Black Hole Entropy in Two Dimensions

TL;DR

The paper uses Wald's Noether-charge framework to derive black hole entropy for a solvable two-dimensional dilaton gravity model with semiclassical corrections. By reformulating the nonlocal Polyakov action with an auxiliary field, it obtains a total horizon entropy S_RST that remains nondecreasing on both global and apparent horizons for eternal black holes, and shows how proper vacuum choices extend the second law to evaporating black holes. In conformal gauge, the entropy reduces to a local horizon expression, linking entropy to the horizon geometry and the dilaton/auxiliary fields. The results illuminate how nonlocal quantum corrections contribute to black hole entropy and suggest that Wald-type entropy definitions can extend to higher dimensions, underpinning intrinsic and generalized second-law statements.

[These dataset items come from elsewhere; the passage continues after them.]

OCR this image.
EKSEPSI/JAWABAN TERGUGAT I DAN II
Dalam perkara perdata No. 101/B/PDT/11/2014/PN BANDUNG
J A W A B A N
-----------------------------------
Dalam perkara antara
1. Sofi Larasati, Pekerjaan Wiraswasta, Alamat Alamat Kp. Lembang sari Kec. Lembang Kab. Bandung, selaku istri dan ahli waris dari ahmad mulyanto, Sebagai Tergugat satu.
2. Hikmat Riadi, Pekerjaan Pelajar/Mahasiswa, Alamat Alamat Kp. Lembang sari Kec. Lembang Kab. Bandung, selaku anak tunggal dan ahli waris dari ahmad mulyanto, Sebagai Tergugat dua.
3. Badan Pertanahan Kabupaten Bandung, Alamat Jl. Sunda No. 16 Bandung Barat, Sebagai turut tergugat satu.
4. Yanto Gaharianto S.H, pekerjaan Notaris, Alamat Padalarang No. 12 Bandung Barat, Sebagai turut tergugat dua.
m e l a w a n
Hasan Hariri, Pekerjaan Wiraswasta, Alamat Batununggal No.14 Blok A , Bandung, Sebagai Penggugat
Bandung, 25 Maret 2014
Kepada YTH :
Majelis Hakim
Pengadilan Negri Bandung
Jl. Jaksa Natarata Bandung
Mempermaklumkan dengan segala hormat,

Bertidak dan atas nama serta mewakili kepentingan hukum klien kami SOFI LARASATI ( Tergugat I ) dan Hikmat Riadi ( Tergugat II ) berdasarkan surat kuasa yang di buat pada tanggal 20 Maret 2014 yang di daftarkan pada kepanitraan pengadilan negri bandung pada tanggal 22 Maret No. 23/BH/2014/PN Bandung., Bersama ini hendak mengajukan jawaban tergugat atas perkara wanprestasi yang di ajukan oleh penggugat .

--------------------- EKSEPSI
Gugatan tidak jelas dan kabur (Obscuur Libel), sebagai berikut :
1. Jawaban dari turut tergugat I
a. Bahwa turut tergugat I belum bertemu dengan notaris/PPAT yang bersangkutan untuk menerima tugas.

The work also connects entropy to entanglement contributions and discusses boundary effects and potential long-range corrections.

Abstract

Black hole entropy is studied for an exactly solvable model of two-dimensional gravity\cite{rst1}, using recently developed Noether charge techniques\cite{wald1}. This latter approach is extended to accomodate the non-local form of the semiclassical effective action. In the two-dimensional model, the final black hole entropy can be expressed as a local quantity evaluated on the horizon. This entropy is shown to satisfy an increase theorem on either the global or apparent horizon of a two-dimensional black hole.